On a related note, lots of research has shown that adolescent brains are “works in progress,” and that their limitations are related to some poor decisions by teenagers. But not every scientist believes that neurological evidence can be used to conclude that juveniles are less responsible for the crimes they commit.

[T]here are serious flaws with the “immature brain made me do it” argument. […] All of the neuroscience findings cited in the briefs rely on a correlation of brain structure with either age or a measurement of cognitive function. Correlation means that you take one measurement and see how it changes with some other measurement. While on average, these conclusions are statistically valid, there is too much variation from one person to another to draw conclusions about any one individual.
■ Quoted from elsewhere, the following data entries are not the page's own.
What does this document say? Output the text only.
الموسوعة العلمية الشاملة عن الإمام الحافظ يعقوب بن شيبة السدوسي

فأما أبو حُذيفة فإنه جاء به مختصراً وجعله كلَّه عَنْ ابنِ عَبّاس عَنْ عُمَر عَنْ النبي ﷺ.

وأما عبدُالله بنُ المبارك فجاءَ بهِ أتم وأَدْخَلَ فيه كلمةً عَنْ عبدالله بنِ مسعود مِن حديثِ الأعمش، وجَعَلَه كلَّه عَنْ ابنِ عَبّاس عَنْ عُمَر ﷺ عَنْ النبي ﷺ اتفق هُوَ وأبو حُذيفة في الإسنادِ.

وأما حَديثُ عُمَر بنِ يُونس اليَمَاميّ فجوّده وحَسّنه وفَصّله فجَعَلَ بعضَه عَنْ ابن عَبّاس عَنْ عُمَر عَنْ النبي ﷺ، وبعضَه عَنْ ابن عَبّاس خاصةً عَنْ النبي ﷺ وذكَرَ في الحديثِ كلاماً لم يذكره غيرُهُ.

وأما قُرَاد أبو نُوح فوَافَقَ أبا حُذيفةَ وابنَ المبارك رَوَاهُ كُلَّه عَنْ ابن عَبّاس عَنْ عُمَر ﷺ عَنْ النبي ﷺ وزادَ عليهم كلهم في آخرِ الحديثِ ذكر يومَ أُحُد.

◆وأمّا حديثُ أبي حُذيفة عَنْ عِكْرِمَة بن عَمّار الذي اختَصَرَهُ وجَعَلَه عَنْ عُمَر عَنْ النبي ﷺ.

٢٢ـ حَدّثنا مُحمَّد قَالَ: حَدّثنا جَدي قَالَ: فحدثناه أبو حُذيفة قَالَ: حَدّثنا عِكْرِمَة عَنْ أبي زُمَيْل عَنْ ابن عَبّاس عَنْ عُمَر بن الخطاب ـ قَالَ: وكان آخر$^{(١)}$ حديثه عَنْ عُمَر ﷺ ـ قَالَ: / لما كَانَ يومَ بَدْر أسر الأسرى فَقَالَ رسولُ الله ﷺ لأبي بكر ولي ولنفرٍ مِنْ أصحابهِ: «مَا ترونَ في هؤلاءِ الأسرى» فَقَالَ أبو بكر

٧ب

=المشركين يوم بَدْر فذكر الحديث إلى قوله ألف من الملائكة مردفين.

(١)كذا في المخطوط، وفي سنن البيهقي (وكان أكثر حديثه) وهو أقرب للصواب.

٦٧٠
JULY 11 UPDATE: The Iowa Court of Appeals vacated the mandatory life sentences given to two Iowans who were convicted of murder for crimes committed at age 17.

The Iowa Court of Appeals has sent both cases back to the district court for resentencing.

The Appeals Court rulings in both cases indicated that while a mandatory life sentence is not proper, that does not prevent the district court from imposing a life sentence in each case if the court rules it is appropriate.